- Official name: Dia da Região Autónoma dos Açores
- Also called: Dia dos Açores
- Observed by: Azores, Portugal
- Type: Regional
- Significance: A celebration of the Azores autonomy, following the Carnation Revolution, the holiday transformed into a historical, cultural and social affirmation of the region
- Celebrations: Military parades, Honours, Concerts
- Date: Pentecost Monday
- 2025 date: 9 June
- 2026 date: 25 May
- 2027 date: 17 May
- 2028 date: 5 June
- Frequency: annual
- Related to: Pentecost

= Azores Day =

Regional holiday in the Azores

Azores Day (Dia dos Açores) is a regional holiday in the Portuguese archipelago of the Azores. It commemorates the establishment of Azorean political autonomy in the Portuguese Constitution, following the Carnation Revolution. The date corresponds to the Festival of the Holy Spirit, a celebration based in the archipelago's religious and cultural history, held on the Sunday of Pentecost, a movable public holiday observed only in the archipelago of the Azores.

==History==
It had its base in other attempts to implement a level of autonomy, like the 19th century decree of 2 March 1895.

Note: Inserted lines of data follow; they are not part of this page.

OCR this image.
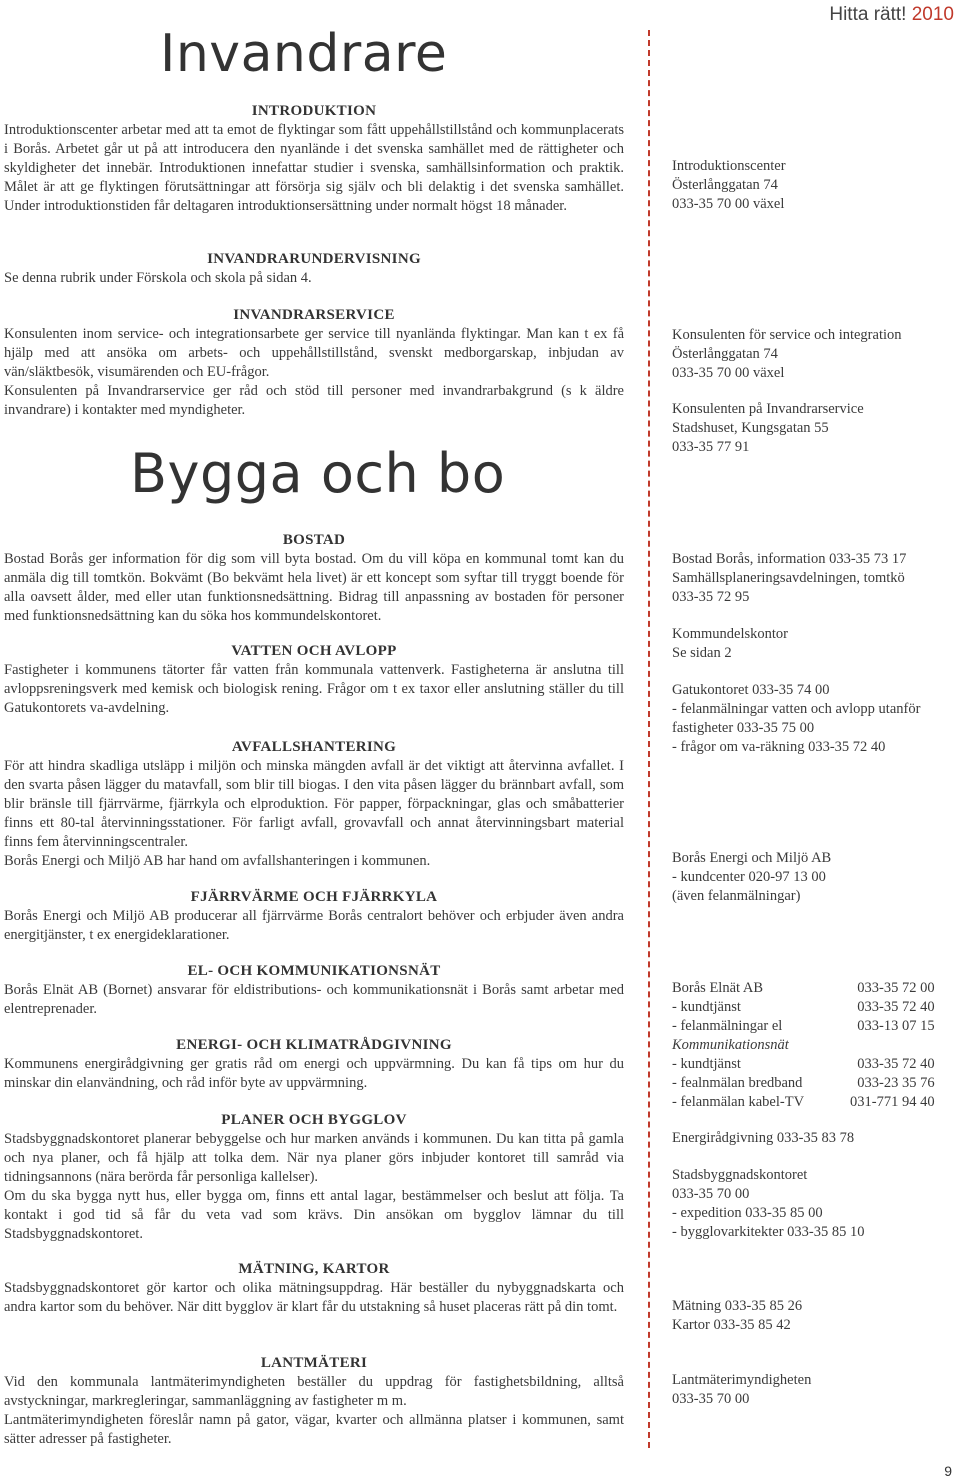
Invandrare
Hitta rätt! 2010
INTRODUKTION

Introduktionscenter arbetar med att ta emot de flyktingar som fått uppehållstillstånd och kommunplacerats i Borås. Arbetet går ut på att introducera den nyanlände i det svenska samhället med de rättigheter och skyldigheter det innebär. Introduktionen innefattar studier i svenska, samhällsinformation och praktik. Målet är att ge flyktingen förutsättningar att försörja sig själv och bli delaktig i det svenska samhället. Under introduktionstiden får deltagaren introduktionsersättning under normalt högst 18 månader.

INVANDRARUNDERVISNING

Se denna rubrik under Förskola och skola på sidan 4.

INVANDRARSERVICE

Konsulenten inom service- och integrationsarbete ger service till nyanlända flyktingar. Man kan t ex få hjälp med att ansöka om arbets- och uppehållstillstånd, svenskt medborgarskap, inbjudan av vän/släktbesök, visumärenden och EU-frågor.

Konsulenten på Invandrarservice ger råd och stöd till personer med invandrarbakgrund (s k äldre invandrare) i kontakter med myndigheter.

Bygga och bo
BOSTAD

Bostad Borås ger information för dig som vill byta bostad. Om du vill köpa en kommunal tomt kan du anmäla dig till tomtkön. Bokvämt (Bo bekvämt hela livet) är ett koncept som syftar till tryggt boende för alla oavsett ålder, med eller utan funktionsnedsättning. Bidrag till anpassning av bostaden för personer med funktionsnedsättning kan du söka hos kommundelskontoret.

VATTEN OCH AVLOPP

Fastigheter i kommunens tätorter får vatten från kommunala vattenverk. Fastigheterna är anslutna till avloppsreningsverk med kemisk och biologisk rening. Frågor om t ex taxor eller anslutning ställer du till Gatukontorets va-avdelning.

AVFALLSHANTERING

För att hindra skadliga utsläpp i miljön och minska mängden avfall är det viktigt att återvinna avfallet. I den svarta påsen lägger du matavfall, som blir till biogas. I den vita påsen lägger du brännbart avfall, som blir bränsle till fjärrvärme, fjärrkyla och elproduktion. För papper, förpackningar, glas och småbatterier finns ett 80-tal återvinningsstationer. För farligt avfall, grovavfall och annat återvinningsbart material finns fem återvinningscentraler.

Borås Energi och Miljö AB har hand om avfallshanteringen i kommunen.

FJÄRRVÄRME OCH FJÄRRKYLA

Borås Energi och Miljö AB producerar all fjärrvärme Borås centralort behöver och erbjuder även andra energitjänster, t ex energideklarationer.

EL- OCH KOMMUNIKATIONSNÄT

Borås Elnät AB (Bornet) ansvarar för eldistributions- och kommunikationsnät i Borås samt arbetar med elentreprenader.

ENERGI- OCH KLIMATRÅDGIVNING

Kommunens energirådgivning ger gratis råd om energi och uppvärmning. Du kan få tips om hur du minskar din elanvändning, och råd inför byte av uppvärmning.

PLANER OCH BYGGLOV

Stadsbyggnadskontoret planerar bebyggelse och hur marken används i kommunen. Du kan titta på gamla och nya planer, och få hjälp att tolka dem. När nya planer görs inbjuder kontoret till samråd via tidningsannons (nära berörda får personliga kallelser).

Om du ska bygga nytt hus, eller bygga om, finns ett antal lagar, bestämmelser och beslut att följa. Ta kontakt i god tid så får du veta vad som krävs. Din ansökan om bygglov lämnar du till Stadsbyggnadskontoret.

MÄTNING, KARTOR

Stadsbyggnadskontoret gör kartor och olika mätningsuppdrag. Här beställer du nybyggnadskarta och andra kartor som du behöver. När ditt bygglov är klart får du utstakning så huset placeras rätt på din tomt.

LANTMÄTERI

Vid den kommunala lantmäterimyndigheten beställer du uppdrag för fastighetsbildning, alltså avstyckningar, markregleringar, sammanläggning av fastigheter m m.

Lantmäterimyndigheten föreslår namn på gator, vägar, kvarter och allmänna platser i kommunen, samt sätter adresser på fastigheter.

Introduktionscenter
Österlånggatan 74
033-35 70 00 växel
Konsulenten för service och integration
Österlånggatan 74
033-35 70 00 växel
Konsulenten på Invandrarservice
Stadshuset, Kungsgatan 55
033-35 77 91
Bostad Borås, information 033-35 73 17
Samhällsplaneringsavdelningen, tomtkö
033-35 72 95
Kommundelskontor
Se sidan 2
Gatukontoret 033-35 74 00
- felanmälningar vatten och avlopp utanför
fastigheter 033-35 75 00
- frågor om va-räkning 033-35 72 40
Borås Energi och Miljö AB
- kundcenter 020-97 13 00
(även felanmälningar)
Borås Elnät AB	033-35 72 00
- kundtjänst	033-35 72 40
- felanmälningar el	033-13 07 15
Kommunikationsnät	
- kundtjänst	033-35 72 40
- fealnmälan bredband	033-23 35 76
- felanmälan kabel-TV	031-771 94 40
Energirådgivning 033-35 83 78
Stadsbyggnadskontoret
033-35 70 00
- expedition 033-35 85 00
- bygglovarkitekter 033-35 85 10
Mätning 033-35 85 26
Kartor 033-35 85 42
Lantmäterimyndigheten
033-35 70 00
9
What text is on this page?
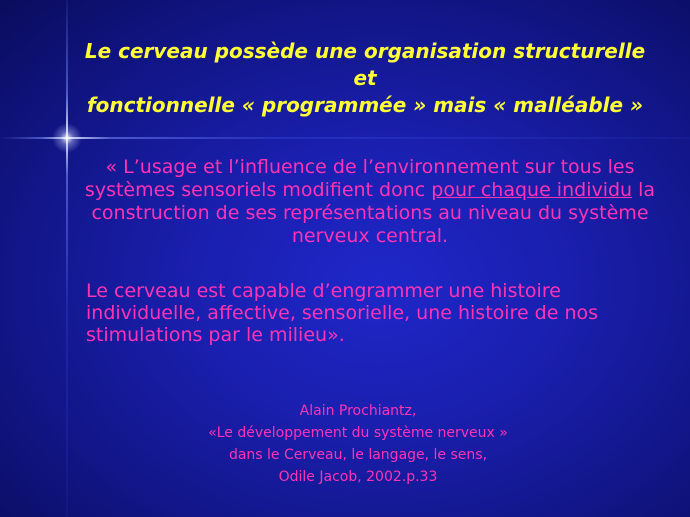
Le cerveau possède une organisation structurelle et
fonctionnelle « programmée » mais « malléable »

« L’usage et l’influence de l’environnement sur tous les systèmes sensoriels modifient donc pour chaque individu la construction de ses représentations au niveau du système nerveux central.

Le cerveau est capable d’engrammer une histoire individuelle, affective, sensorielle, une histoire de nos stimulations par le milieu».

Alain Prochiantz,
«Le développement du système nerveux »
dans le Cerveau, le langage, le sens,
Odile Jacob, 2002.p.33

It was in June 1976 that the regional elections installed the first Legislature of the Azores, followed by the installation of a Government for the region, and later direct universal local authority elections in December.

At the state level, the Day of the Azores corresponds to Dia de Portugal, de Camões e das Comunidades Portuguesas (Portugal Day), which was instituted by Portuguese decrees 51/92 (11 April 1992), 39B/78 (2 March 1978) and 80/77 (4 March 1977). The day, instituted within the Third Portuguese Republic, does not correspond to the Portugal's creation: some suggest that the day was 24 June 1128, the day that Afonso Henriques defeated his adversaries in Guimarães, while another thesis supported 24 July 1137, when this nobleman defeated the Moors at the Battle of Ourique.

The Day of the Azores, designated to the Dia da Região Autónoma dos Açores (Day of the Autonomous Region of the Azores), corresponds to the Monday of the Holy Spirit, held annually on 16 May. It was legislated by the government of Mota Amaral on 21 August 1980, under Regional Decree 13/89/A. At the original celebrations, apart from representatives of the government, the President of the Regional Legislature, Álvaro Monjardino and Minister of the Republic Henrique Horta were in attendance.

The preamble of the regional law justifies the institution of this day as both historic and based on the sentiments of Azoreans worldwide:

Comprised [sic] small communities, isolated for centuries, the Azores and kept cults, popular practices deeply and totally rooted in everyday life and distinctly Portuguese origin. Perhaps the most significant of them all will be the celebration of the Holy Spirit – that intertwine of the noblest Christian traditions with the celebration of spring, of life, of solidarity and Hope – whose vitality celebration extends naturally to all Azorean cores around the world. The celebrations [of the Holy Spirit] are spontaneous, as vivid and intense as the nature of things, they impose an inevitable rest on the first business day that follows them. Because they are the most popular days of rest and recreation throughout the region, it is fair to consecrate [this day] as an affirmation of Azorean identity, of their philosophy of life and its regional unity – the base and justification of political autonomy to them recognized and proudly exercise.

==Commemorations==
Over time, the original context of Azores Day has changed from a commemoration of a "Day of Autonomy" to one based on the celebration of the political, religious, traditional and historic context of the Azores within Portugal. Political quarrels between the Azores and the national government are usually highlighted during these celebrations, with political commentaries made by the President of the Regional Government.

The Regional Government has traditionally held official celebrations on each island of the Azores since 1980. In 1997, Azores Day was marked in Ponta Delgada, with the solemn opening of the Galeria dos Autonomistas (Autonomists' Gallery), in the Palace of Conceição (seat of the Regional Government). After this date, the celebrations marking the Day of the Azores, which since 2006 had already been marked with bestowing honours to illustrious Azoreans, began to occur on the various islands of the archipelago and Azorean communities abroad: Angra do Heroísmo (1998); Horta (1999 and 2006); Santa Cruz das Flores (2000); Fall River, Massachusetts, United States (2001); Ribeira Grande (2002); Ponta Delgada (2003); Santa Cruz da Graciosa (2004); Vila do Porto (2005); São Roque do Pico (2007); Velas (2008); Toronto, Ontario, Canada (2009); Vila do Corvo (2010); Praia da Vitória (2011) and Povoação (2012). During the celebration in Povoação, 47 honours (merit and recognition) were bestowed to Azoreans or Luso-descendents in the fields of industry, commerce, and agriculture.